For the past three years, there has been so much disruption, especially in the face of the pandemic. What are some things you’ve seen organizations do to be more resilient in the face of all this disruption? Would you say data and analytics have played a role in that resiliency?
Dyck: I saw some incredible heroics at the beginning of the pandemic as some manufacturers saw their demand skyrocket and some saw it fall away precipitously. So much of the supply chain disruption and the day-to-day tools manufacturers invested in on the supply chain side fell by the wayside when it came to the need to respond to something so extreme.
As manufacturers work on resiliency, it’s becoming clear that we need more systematic approaches for how we look at data. We need better analytics, and we need to be more collaborative in our approaches with suppliers. The reality is that the predominant form of communication with manufacturing suppliers during this disruption was still faxes, emails and phone calls. That’s not acceptable. Building infrastructure that allows suppliers and manufacturers to collaborate in real-time so we can apply more systematic analytics to the data is central to how we think about digital transformation, smart manufacturing and more productive US manufacturers.
I think we’re seeing the beginnings of the regionalization of supply chains. We’re seeing that as a response to what happened in the last three years; it’s the beginnings of “re-shoring.” But all of that requires a more productive manufacturing environment and not the reality that we’re less productive today than we’ve ever been. These are vital areas that we have to focus on as a nation and solve together.
How have you seen analytics help organizations improve their productivity?
Dyck: When we move toward the digitization of data, real-time data on the shop floor, there’s been an almost universal and significant uptick in productivity.
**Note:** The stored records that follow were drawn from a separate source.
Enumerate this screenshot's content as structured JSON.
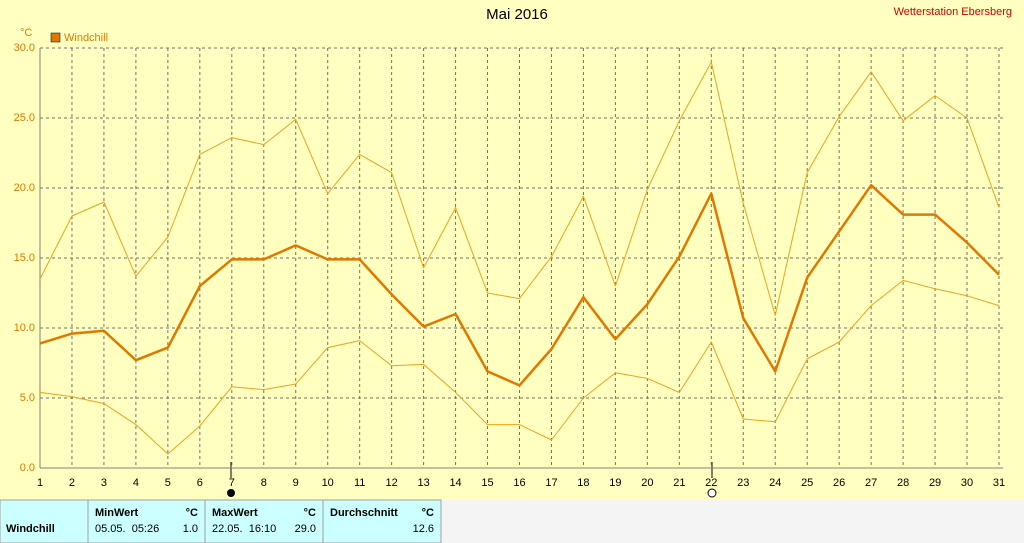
{
  "chart_data": {
    "type": "line",
    "title": "Mai 2016",
    "station": "Wetterstation Ebersberg",
    "y_unit": "°C",
    "categories": [
      "1",
      "2",
      "3",
      "4",
      "5",
      "6",
      "7",
      "8",
      "9",
      "10",
      "11",
      "12",
      "13",
      "14",
      "15",
      "16",
      "17",
      "18",
      "19",
      "20",
      "21",
      "22",
      "23",
      "24",
      "25",
      "26",
      "27",
      "28",
      "29",
      "30",
      "31"
    ],
    "series": [
      {
        "name": "Windchill",
        "color": "#e07800",
        "width": 2.5,
        "values": [
          8.9,
          9.6,
          9.8,
          7.7,
          8.6,
          13.0,
          14.9,
          14.9,
          15.9,
          14.9,
          14.9,
          12.4,
          10.1,
          11.0,
          6.9,
          5.9,
          8.5,
          12.2,
          9.2,
          11.7,
          15.1,
          19.6,
          10.7,
          6.9,
          13.6,
          16.9,
          20.2,
          18.1,
          18.1,
          16.1,
          13.8
        ]
      },
      {
        "color": "#f0a020",
        "width": 1,
        "values": [
          13.5,
          18.0,
          19.0,
          13.7,
          16.5,
          22.4,
          23.6,
          23.1,
          24.9,
          19.6,
          22.4,
          21.1,
          14.3,
          18.6,
          12.5,
          12.1,
          15.1,
          19.4,
          13.0,
          19.9,
          24.8,
          29.0,
          18.9,
          10.9,
          21.1,
          25.1,
          28.3,
          24.8,
          26.6,
          25.0,
          18.6
        ]
      },
      {
        "color": "#f0a020",
        "width": 1,
        "values": [
          5.4,
          5.1,
          4.6,
          3.1,
          1.0,
          3.0,
          5.8,
          5.6,
          6.0,
          8.6,
          9.1,
          7.3,
          7.4,
          5.4,
          3.1,
          3.1,
          2.0,
          5.0,
          6.8,
          6.4,
          5.4,
          9.0,
          3.5,
          3.3,
          7.8,
          9.0,
          11.6,
          13.4,
          12.8,
          12.3,
          11.6
        ]
      }
    ],
    "ylim": [
      0,
      30
    ],
    "yticks": [
      {
        "value": 0,
        "label": "0.0"
      },
      {
        "value": 5,
        "label": "5.0"
      },
      {
        "value": 10,
        "label": "10.0"
      },
      {
        "value": 15,
        "label": "15.0"
      },
      {
        "value": 20,
        "label": "20.0"
      },
      {
        "value": 25,
        "label": "25.0"
      },
      {
        "value": 30,
        "label": "30.0"
      }
    ],
    "grid": true
  },
  "summary_table": {
    "row_label": "Windchill",
    "columns": [
      {
        "header": "MinWert",
        "unit": "°C",
        "time": "05.05.  05:26",
        "value": "1.0"
      },
      {
        "header": "MaxWert",
        "unit": "°C",
        "time": "22.05.  16:10",
        "value": "29.0"
      },
      {
        "header": "Durchschnitt",
        "unit": "°C",
        "value": "12.6"
      }
    ]
  }
}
When the systems are first turned on, people don’t believe the data that’s been collected. Lean manufacturing systems are often paper-based. They’ve indicated a level of productivity, but when you get the digitized data, the actual productivity is often 20% to 25% lower than what they assumed when they were looking at the data manually.
And so the idea of digitization – removing human bias, removing the basic mistakes that happen when you’re aggregating and collecting data from multiple data sources on the shop floor in a digital way – represents a huge productivity curve. That simple act of digitization reveals productivity opportunities to the tune of about 25%.
Where do we go from here?
Dyck: The next step in smart manufacturing is the digitization of quality, productivity, maintenance activities, workflows and business processes by creating a mindset of smart manufacturing. In that culture, we demand data. We demand analytics. We demand objective realities, not subjective, and data-based instead of gut-feel decision making.
We must help all manufacturers create an ecosystem that includes technology providers, machine builders, implementers and systems integrators. We must help them move toward the smart manufacturing mindset.